Although Plaintiff likely could have included Commerce in its initial Complaint, the Court has already found that its failure to do so does not prejudice the non-moving parties. See Heyl & Patterson Int'l, Inc. v. F.D. Rich Housing of Virgin Islands, Inc., 663 F.2d 419, 426 (3d Cir. 1981) (citing Deakyne v. Commissioners of Lewes, 416 F.2d 290, 300 n. 19 (3d Cir. 1969) (noting that the non-moving party has "a heavier burden than merely claiming prejudice, it must show that it was unfairly disadvantaged or deprived of the opportunity to present facts or evidence which it would have offered had the [Plaintiff's] amendments been timely.")). Plaintiff has also provided a reasonable explanation for the delay. Therefore, the Motion to Amend will not be denied on the basis of undue delay.

C. Joinder of Commerce

Lastly, the Property Carriers argue that Commerce cannot be added as a Defendant because joinder of Commerce would be improper under the Federal Rules of Civil Procedure. Because the Court agrees that joinder is not compulsory, and thus is inappropriate under Rule 19, it will go on to examine whether joinder would be appropriate under the more lenient standard of Fed. R. Civ. P. 20.

Rule 20(a) deals with the permissive joinder of parties and provides in pertinent part:

(2) Defendants. Persons -- as well as a vessel, cargo, or other property subject to admiralty process in rem -- may be joined in one action as defendants if:

(A) any right to relief is asserted against them jointly, severally, or in the alternative with respect to or arising out of the same transaction, occurrence, or series of transactions of occurrences; and

(B) any question of law or fact common to all defendants will arise in the action.

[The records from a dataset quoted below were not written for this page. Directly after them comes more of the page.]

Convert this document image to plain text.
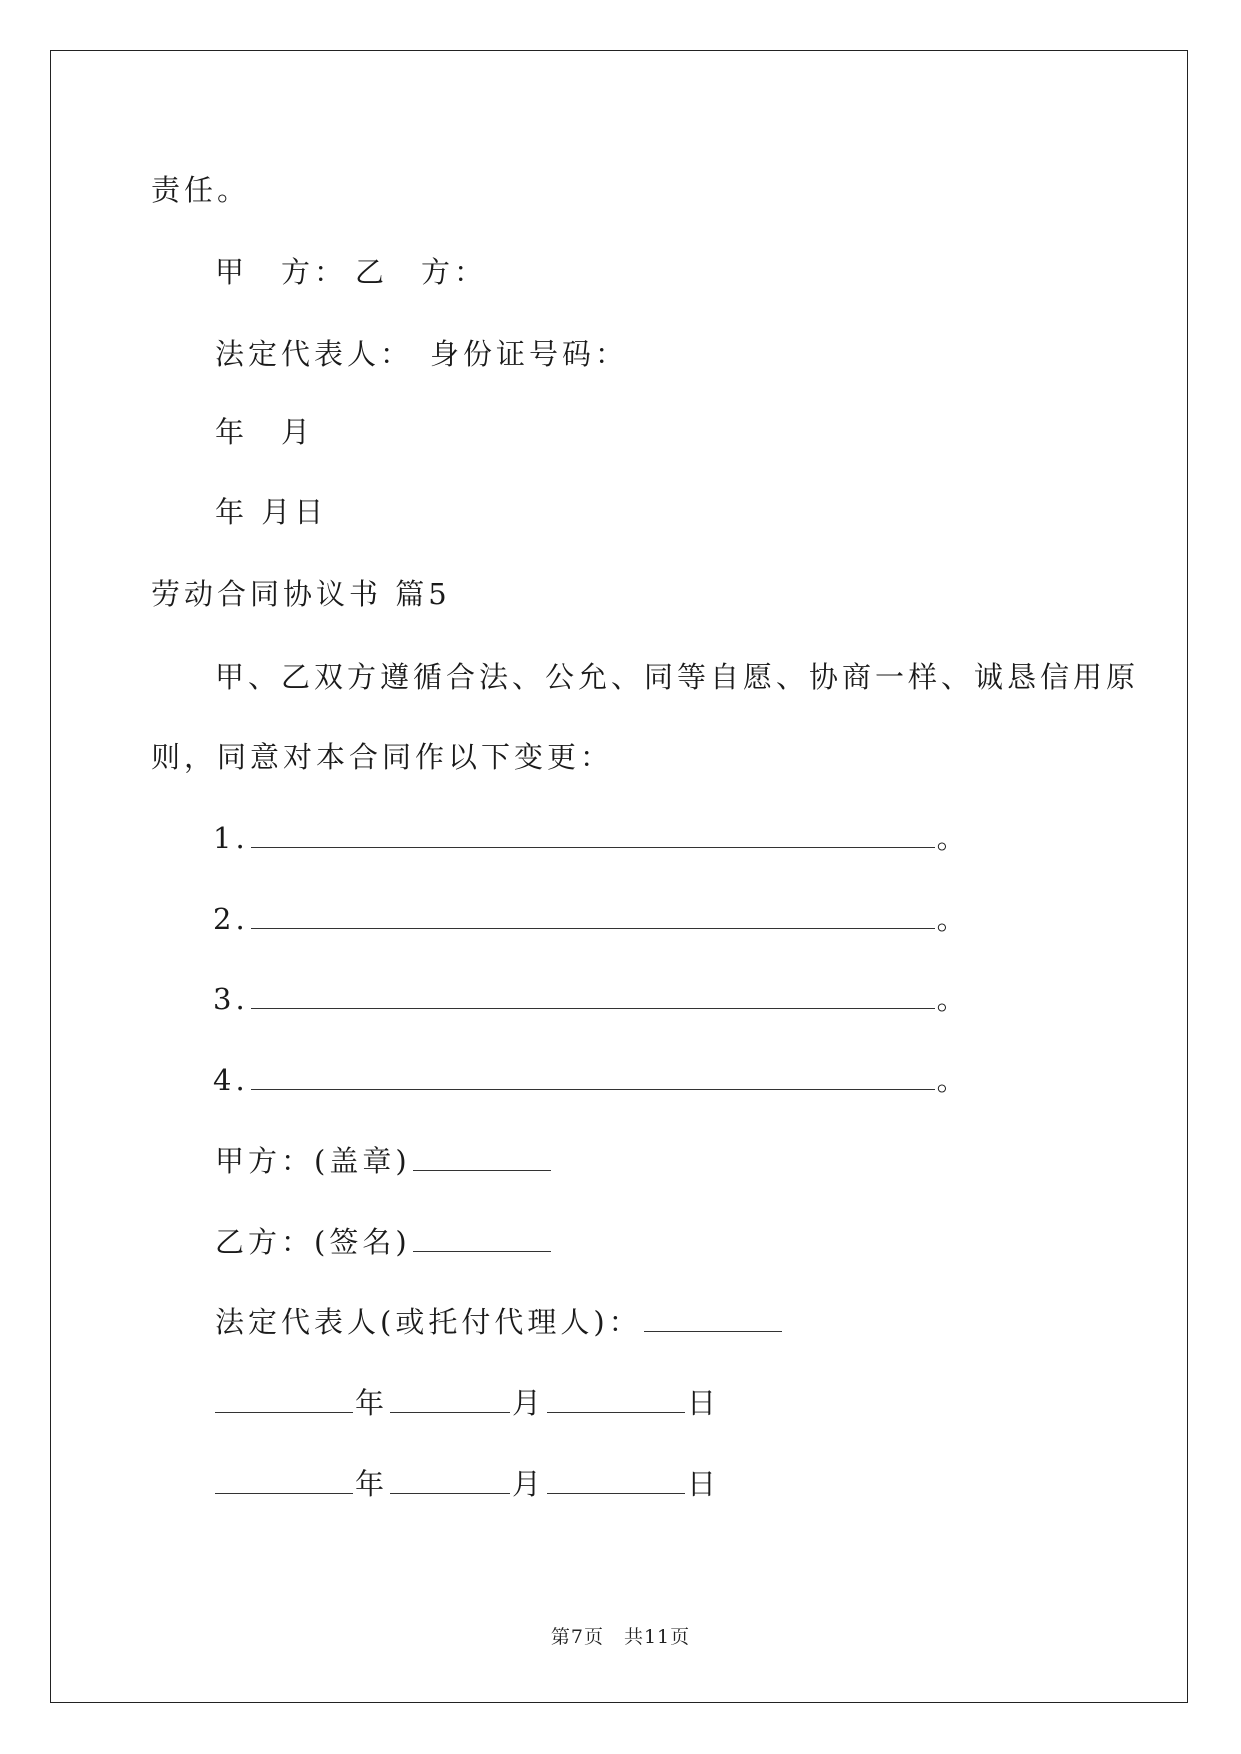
责任。
甲　方： 乙　方：
法定代表人： 身份证号码：
年　月
年 月日
劳动合同协议书 篇5
甲、乙双方遵循合法、公允、同等自愿、协商一样、诚恳信用原
则，同意对本合同作以下变更：
1.	。
2.	。
3.	。
4.	。
甲方：(盖章)
乙方：(签名)
法定代表人(或托付代理人)：
年	月	日
年	月	日
第7页　共11页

The Property Carriers argue that this Rule's requirements cannot be met. The Property Carriers argue that the first prong cannot be met because Plaintiff has not claimed that it has asserted a right to relief "jointly or severally." (Defs.' Mem. in Opp'n 34.) The Property Carriers ignore, however, the language of the Rule that allows for relief to be "in the alternative." Here, Plaintiff is alleging that either the Property Carriers or Commerce is required to compensate Plaintiff for the loss suffered, or that they are each liable for some portion of the loss. Therefore, the first prong of the test has been met as Plaintiff is claiming a right to relief in the alternative.

Formosa's claims against all carriers also arise out of the same transaction or occurrence, as they arise out of a dispute over coverage concerning the same loss. See Mosley v. General Motors Corp., 497 F.2d 1330, 1333 (8th Cir. 1974) ("all 'logically related' events entitling a person to institute a legal action against another generally are regarded as comprising a transaction or occurrence"). Although there are different types of insurance policies at issue here, at its core, this case is about Formosa's attempt to determine which, if any, of its insurance providers are liable for the April 2004 loss.*fn1

Further, at least one common issue of fact exists. As Plaintiff points out, resolution of at least one issue (whether Plaintiff's equipment should be cleaned or replaced) will involve the following common issues of fact: "(i) is the equipment contaminated; (ii) if so, can the equipment be de-contaminated; (iii) if so, how much will that cost, and is that cost more than the cost of disposing and replacing the damaged equipment . . . ." (Pl.'s Reply Mem. in Supp. 3.) These are just a few of the common questions of fact likely to arise during these proceedings. The Rule is clear in its requirement and is meant to be liberally applied. See, e.g., United Mine Workers v. Gibbs, 383 U.S. 715, 724 (1966) ("Under the Rules, the impulse is toward entertaining the broadest possible scope of action consistent with fairness to the parties; joinder of claims, parties and remedies is strongly encouraged."). Keeping this liberal standard in mind, the Court is satisfied that "any" common question of fact will arise in the action. Therefore, all prongs of Rule 20(a)(2) have been met, and joinder is proper under Rule 20. As a result, Plaintiff should be permitted to join Commerce as a defendant.


For the reasons set forth above, the Court grants Plaintiff's Motion to Amend the Complaint to add Commerce as a Defendant. The Court will issue an appropriate Order.